Old configuration file

```
...
replica-catalog:
  name: my-replica
  hive-metastore-uris: thrift://hive.localdomain:9083
  s3:
    credential-provider: jceks://hdfs/<hdfs-location-of-jceks-file>/my-credentials.jceks
...
```

New configuration file

```
...
replica-catalog:
  name: my-replica
  hive-metastore-uris: thrift://hive.localdomain:9083
security:
  credential-provider: jceks://hdfs/<hdfs-location-of-jceks-file>/my-credentials.jceks
...
```

2.2.4

  • Exit codes based on success or error.

2.2.3

  • Ignoring params that seem to be added in the replication process.
  • Support sending S3_DIST_CP_BYTES_REPLICATED/DIST_CP_BYTES_REPLICATED metrics to graphite for running (S3)DistCp jobs.

2.2.2

  • Support for SHH tunneling on source catalog.

2.2.1

  • Fixes for filter partition generator.

2.2.0

  • Enabled possibility to generate filter partitions for incremental replication.

2.1.3

  • Introduction of the transformations API: users can now provide a metadata transformation function for tables, partitions and column statistics.

2.1.2

  • Fixed issue with deleted paths.

2.1.1

  • Added some stricter preconditions to the vacuum tool so that data is not unintentionally removed from tables with inconsistent metadata.

2.1.0

  • Added the 'vacuum' tool for removing data orphaned by a bug in circus-train versions earlier than 2.0.0.
  • Moved the 'filter tool' into a 'tools' sub-module.

2.0.1

  • Fixed issue where housekeeping would fail when two processes deleted the same entry.

2.0.0

  • SSH tunnels with multiple hops.
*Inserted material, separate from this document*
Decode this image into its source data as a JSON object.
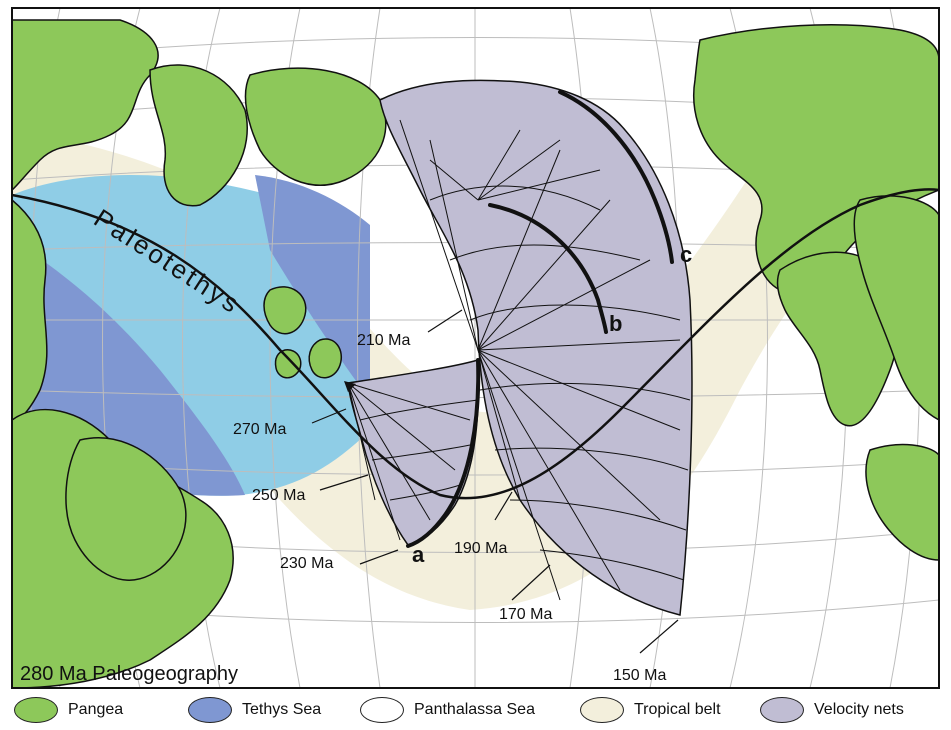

The property replica-catalog.metastore-tunnel.user has been replaced with replica-catalog.metastore-tunnel.route and the property replica-catalog.metastore-tunnel.private-key had been replaced with replica-catalog.metastore-tunnel.private-keys. Refer to README.md for details.
  • The executable script has been split to provide both non-RUSH and RUSH executions. If you are not using RUSH the keep using circus-train.sh and if you are using RUSH then you can either change your scripts to invoke circus-train-rush.sh instead or add the new parameter rush in the first position when invoking circus-train.sh.
  • Removal of property graphite.enabled.
  • Improvements and fixes to the housekeeping process that manages old data deletion:
    • Binds S3AFileSystem to s3[n]:// schemes in the tool for housekeeping.
    • Only remove housekeeping entries from the database if:
      • The leaf path described by the record no longer exists AND another sibling exists who can look after the ancestors
      • OR the ancestors of the leaf path no longer exist.
    • Stores the eventId of the deleted path along with the path.
    • If an existing record does not have the previous eventId then reconstruct it from the path (to support legacy data for the time being).

1.5.1

  • DistCP temporary path is now set per task.